6 - Tendo o recorrente/trabalhador reclamado da recorrida/entidade empregadora pelo cumprimento de tais obrigações tendo até concedido um prazo de 30 dias para tal agiu claramente dentro dos limites que a boa fé lhe impunha (v. Artºs 334.º e 762.º do C. Civil)

7 - A recorrida/entidade empregadora ao manter a recusa de cumprir com as obrigações referidas em -2- e -3- destas conclusões e ao prosseguir com a prática referida em -1- não está a exercer um direito/dever de regularização da remuneração do seu trabalhador antes está a recusar cumprir as suas obrigações legais e contratuais ao impor a passagem de recibo verde" e a liquidação de IVA para pagar ao mesmo as suas retribuições

8 - A sentença proferida em 1.ª instância assim o acaba por reconhecer ao decidir que as retribuições a pagar ao recorrente devem ser sujeitas aos descontos legais (IRS e contribuições para a Segurança Social)
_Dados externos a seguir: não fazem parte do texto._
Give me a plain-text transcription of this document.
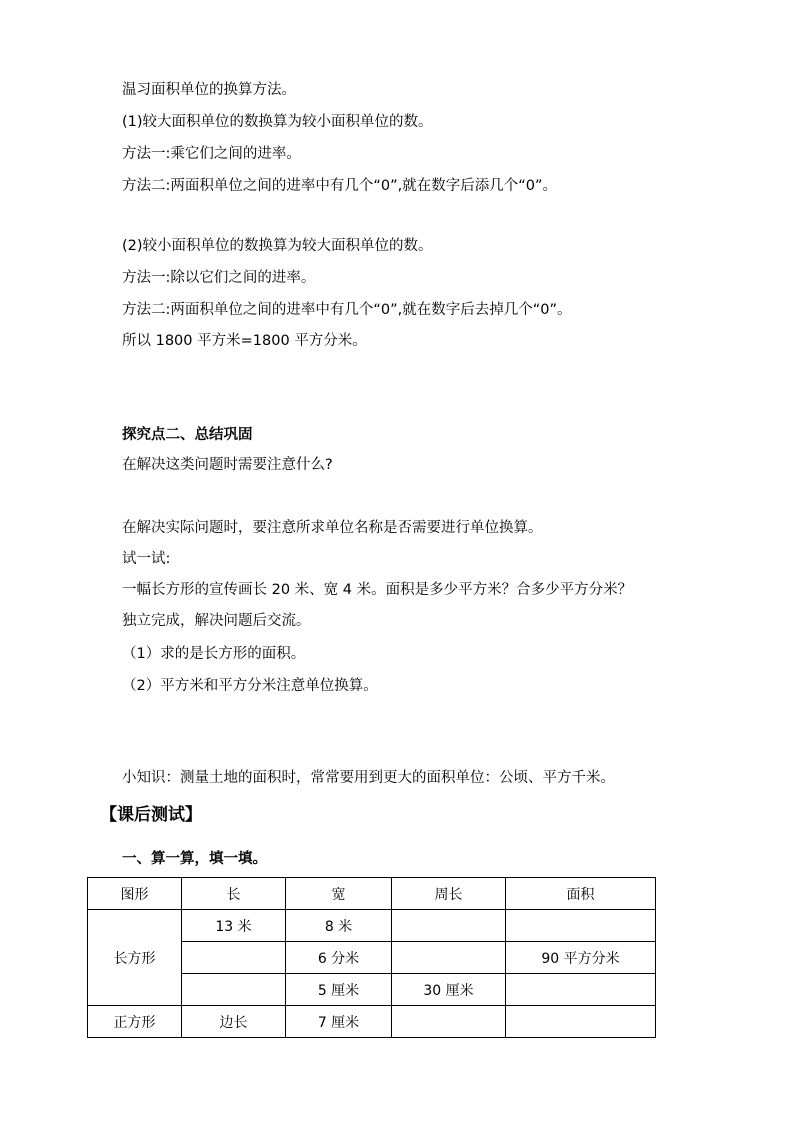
温习面积单位的换算方法。
(1)较大面积单位的数换算为较小面积单位的数。
方法一:乘它们之间的进率。
方法二:两面积单位之间的进率中有几个“0”,就在数字后添几个“0”。
(2)较小面积单位的数换算为较大面积单位的数。
方法一:除以它们之间的进率。
方法二:两面积单位之间的进率中有几个“0”,就在数字后去掉几个“0”。
所以 1800 平方米=1800 平方分米。
探究点二、总结巩固
在解决这类问题时需要注意什么?
在解决实际问题时，要注意所求单位名称是否需要进行单位换算。
试一试:
一幅长方形的宣传画长 20 米、宽 4 米。面积是多少平方米？合多少平方分米？
独立完成，解决问题后交流。
（1）求的是长方形的面积。
（2）平方米和平方分米注意单位换算。
小知识：测量土地的面积时，常常要用到更大的面积单位：公顷、平方千米。
【课后测试】
一、算一算，填一填。
图形	长	宽	周长	面积
长方形	13 米	8 米		
		6 分米		90 平方分米
		5 厘米	30 厘米	
正方形	边长	7 厘米		
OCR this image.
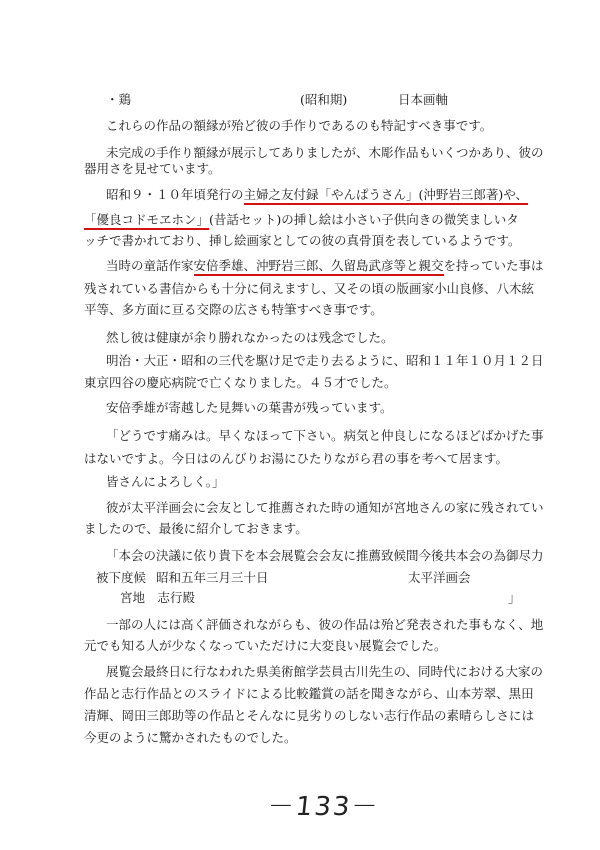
・鶏	(昭和期)	日本画軸
これらの作品の額縁が殆ど彼の手作りであるのも特記すべき事です。
未完成の手作り額縁が展示してありましたが、木彫作品もいくつかあり、彼の
器用さを見せています。
昭和９・１０年頃発行の主婦之友付録「やんぱうさん」(沖野岩三郎著)や、
「優良コドモヱホン」(昔話セット)の挿し絵は小さい子供向きの微笑ましいタ
ッチで書かれており、挿し絵画家としての彼の真骨頂を表しているようです。
当時の童話作家安倍季雄、沖野岩三郎、久留島武彦等と親交を持っていた事は
残されている書信からも十分に伺えますし、又その頃の版画家小山良修、八木絃
平等、多方面に亘る交際の広さも特筆すべき事です。
然し彼は健康が余り勝れなかったのは残念でした。
明治・大正・昭和の三代を駆け足で走り去るように、昭和１１年１０月１２日
東京四谷の慶応病院で亡くなりました。４５才でした。
安倍季雄が寄越した見舞いの葉書が残っています。
「どうです痛みは。早くなほって下さい。病気と仲良しになるほどばかげた事
はないですよ。今日はのんびりお湯にひたりながら君の事を考へて居ます。
皆さんによろしく。」
彼が太平洋画会に会友として推薦された時の通知が宮地さんの家に残されてい
ましたので、最後に紹介しておきます。
「本会の決議に依り貴下を本会展覧会会友に推薦致候間今後共本会の為御尽力
被下度候 昭和五年三月三十日	太平洋画会
宮地　志行殿	」
一部の人には高く評価されながらも、彼の作品は殆ど発表された事もなく、地
元でも知る人が少なくなっていただけに大変良い展覧会でした。
展覧会最終日に行なわれた県美術館学芸員古川先生の、同時代における大家の
作品と志行作品とのスライドによる比較鑑賞の話を聞きながら、山本芳翠、黒田
清輝、岡田三郎助等の作品とそんなに見劣りのしない志行作品の素晴らしさには
今更のように驚かされたものでした。
－133－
9 - Constitui justa causa de despedimento por parte do trabalhador a recusa pela sua entidade empregadora em cumprir, após aquele o ter reclamado e concedido prazo para tal, as obrigações referidas em -2- e -3- destas conclusões e a imposição pela mesma de passagem de "recibo verde", com liquidação de IVA, para o pagamento das retribuições

10 - Estando provado que a recorrida só pagaria as retribuições do recorrente se este lhe passasse "recibos verdes" e liquidasse IVA, não pode tal questão ser considerada acessória, como o foi

11 - É que está demonstrado que, abstraindo do valor concreto em causa, a recorrida só aceitaria pagar contra tal comprovação de pagamento por considerar o contrato como de prestação de serviços, mas não está demonstrado qual o procedimento do recorrente se aquela, ainda abstraindo do valor concreto, cumprisse com as obrigações referidas em -2- e -3- 12 - A decisão sob recurso ao decidir de modo diverso e ao considerar que a apelada exerceu um direito/dever de regularização da remuneração do seu trabalhador com a exigência contida em -1- destas conclusões violou o disposto no art.º 94.º do D.L. 49.408, no n.º 1 do art.º 11.º do D.L. 491/85, no n.º 1 do art.º 2º , art.º 3.º e al. c) do n.º 1 do art.º 107.º do C.l.R.S., art.º 141.º da Tabela Geral do Imposto de Selo, art.ºs 1.º, 4.º e 5.º do D.L. 103/80 e al. b) do n.º 1 do art.º 35.º do D.L. 64-A/89

13 - O disposto no n.º 1 do art,º 1.º do D.L. n.º 824/76 não é impeditivo que entidades empregadoras e trabalhadores ajustem entre si retribuições líquidas, apenas vedando que os segundos transfiram para as primeiras a responsabilidade pelo pagamento dos seus impostos

14 - O ajustamento de remunerações líquidas supõe conexamente o cálculo das respectivas remunerações ilíquidas que produzam as primeiras, cálculo esse a realizar pela entidade empregadora por mais habilitada a tal

15 - Se o recorrente e a recorrida ajustaram entre si uma retribuição líquida não pode a segunda proceder à sua redução sob pena de violar o disposto na al. c) do n.º 1 do art.º 21.º do D.L. 49.408, o que constitui justa causa de despedimento nos termos da al. a) do n.º 1 do art.º 35.º do D.L. 64-A/89

16 - A decisão recorrida ao considerar como válida tal redução violou as disposições acabadas de citar, pelo que sempre se verificaria justa causa para o despedimento por parte do recorrente pelo que deverá o presente recurso ser julgado procedente, revogado o douto acórdão proferido, bem como a douta sentença da 1ª instância e julgada integralmente procedente a acção, designadamente quanto à justa causa para despedimento do recorrente e quanto ao pagamento a este da respectiva indemnização de...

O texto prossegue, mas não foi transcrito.